Saturday, December 30, 2006

Goodbye, the Year of 2006



I kind of feel that I've grown a lot the past year. The thing is, when you choose to face the difficulties in your life, you start to grow. I do feel that I have more flexibilities in terms of dealing with interpersonal relationships. I got lucky to work in schools, so, I don't really get blamed from making mistakes. I have the chance to explore myself in the place. Well, yeah, there were definitely times that I felt that I might fall apart, but then there is always a faith in my mind that help me through the trouble water. I do appreciate it. The past year was not really a smooth working year for me, yeah, I worked a lot!

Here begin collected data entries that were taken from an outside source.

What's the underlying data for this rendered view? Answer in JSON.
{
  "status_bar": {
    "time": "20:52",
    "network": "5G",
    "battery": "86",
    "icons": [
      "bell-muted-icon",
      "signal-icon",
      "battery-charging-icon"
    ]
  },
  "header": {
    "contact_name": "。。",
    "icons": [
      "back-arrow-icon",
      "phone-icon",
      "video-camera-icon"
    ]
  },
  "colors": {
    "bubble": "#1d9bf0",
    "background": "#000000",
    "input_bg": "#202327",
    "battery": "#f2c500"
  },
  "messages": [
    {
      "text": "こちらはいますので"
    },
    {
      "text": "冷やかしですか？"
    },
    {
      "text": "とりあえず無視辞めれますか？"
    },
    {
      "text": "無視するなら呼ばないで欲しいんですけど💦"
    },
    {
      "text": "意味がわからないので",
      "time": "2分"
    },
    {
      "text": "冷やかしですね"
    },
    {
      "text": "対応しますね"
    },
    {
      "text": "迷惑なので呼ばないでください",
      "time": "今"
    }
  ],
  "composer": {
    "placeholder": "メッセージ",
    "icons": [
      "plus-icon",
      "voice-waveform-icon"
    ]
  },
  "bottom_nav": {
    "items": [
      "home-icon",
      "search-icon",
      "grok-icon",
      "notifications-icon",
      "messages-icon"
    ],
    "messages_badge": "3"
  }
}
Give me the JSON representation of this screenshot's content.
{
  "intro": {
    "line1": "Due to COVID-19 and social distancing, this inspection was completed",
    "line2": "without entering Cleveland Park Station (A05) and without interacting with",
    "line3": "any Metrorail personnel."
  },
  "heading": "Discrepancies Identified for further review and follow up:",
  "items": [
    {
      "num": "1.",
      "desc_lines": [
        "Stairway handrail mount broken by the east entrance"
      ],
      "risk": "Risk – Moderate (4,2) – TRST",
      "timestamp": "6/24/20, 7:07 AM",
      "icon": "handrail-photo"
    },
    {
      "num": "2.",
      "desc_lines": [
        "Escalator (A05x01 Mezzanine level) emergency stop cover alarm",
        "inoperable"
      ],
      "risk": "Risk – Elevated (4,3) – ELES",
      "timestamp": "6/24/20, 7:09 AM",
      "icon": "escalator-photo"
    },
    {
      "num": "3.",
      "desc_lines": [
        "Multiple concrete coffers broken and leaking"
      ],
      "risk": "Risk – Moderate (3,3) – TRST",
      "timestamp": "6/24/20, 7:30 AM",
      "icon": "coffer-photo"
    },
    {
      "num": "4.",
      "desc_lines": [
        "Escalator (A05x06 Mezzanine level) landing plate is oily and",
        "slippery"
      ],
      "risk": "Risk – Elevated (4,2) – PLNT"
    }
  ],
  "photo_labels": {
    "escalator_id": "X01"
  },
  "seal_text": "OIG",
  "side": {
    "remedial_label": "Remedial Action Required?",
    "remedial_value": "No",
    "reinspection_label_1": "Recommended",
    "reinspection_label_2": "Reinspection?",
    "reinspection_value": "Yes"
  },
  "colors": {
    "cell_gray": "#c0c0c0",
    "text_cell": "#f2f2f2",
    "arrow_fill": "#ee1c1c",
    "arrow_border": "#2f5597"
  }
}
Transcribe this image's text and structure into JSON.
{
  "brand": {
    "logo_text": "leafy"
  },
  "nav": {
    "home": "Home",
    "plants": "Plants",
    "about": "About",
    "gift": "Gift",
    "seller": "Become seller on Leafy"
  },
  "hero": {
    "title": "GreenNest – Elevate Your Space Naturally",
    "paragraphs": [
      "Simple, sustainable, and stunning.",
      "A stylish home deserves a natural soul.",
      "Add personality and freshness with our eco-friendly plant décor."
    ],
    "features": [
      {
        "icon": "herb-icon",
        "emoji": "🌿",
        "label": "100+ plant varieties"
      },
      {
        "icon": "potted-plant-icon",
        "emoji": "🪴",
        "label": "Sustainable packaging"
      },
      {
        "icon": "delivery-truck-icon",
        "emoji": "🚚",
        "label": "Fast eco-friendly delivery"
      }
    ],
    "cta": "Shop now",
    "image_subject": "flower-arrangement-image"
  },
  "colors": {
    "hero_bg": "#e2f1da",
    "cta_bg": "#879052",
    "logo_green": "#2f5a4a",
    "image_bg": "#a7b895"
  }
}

But I also felt that I was not really being supported, not really contribute to anything. I don't know...it is so not me to work without any sense of direction...but I guess it is also good in a way that I could just loose myself a little bit...i had been too, way toooooo~~serious about things, which scares people around me away, and I know that. But along the way, I think I also find some good qualities about myself. I am very considerate, loving person when I do not perceive threat. I am also a very open-minded, optimistic and creative person. I think many people have seen that. The three things that I am proud of myself the past year: 1) moving out of my parents' and starting my own life as an indenpendent individual, 2) walking through all the turbulance in my workplace and becoming more mature, 3) Having my first (probably the last one) commerical shot. I think I am gaining a lot self-confidence back in the last year. A solid one. I think a lot of misconception about relationships had been eliminated since I had tried to look at things from many different angles. I think I meet some really interesting people along the way, that is why life is still interesting at some point to me. In the year 2007, I want to keep on walking like this, chin up! Susie! You are doing great job!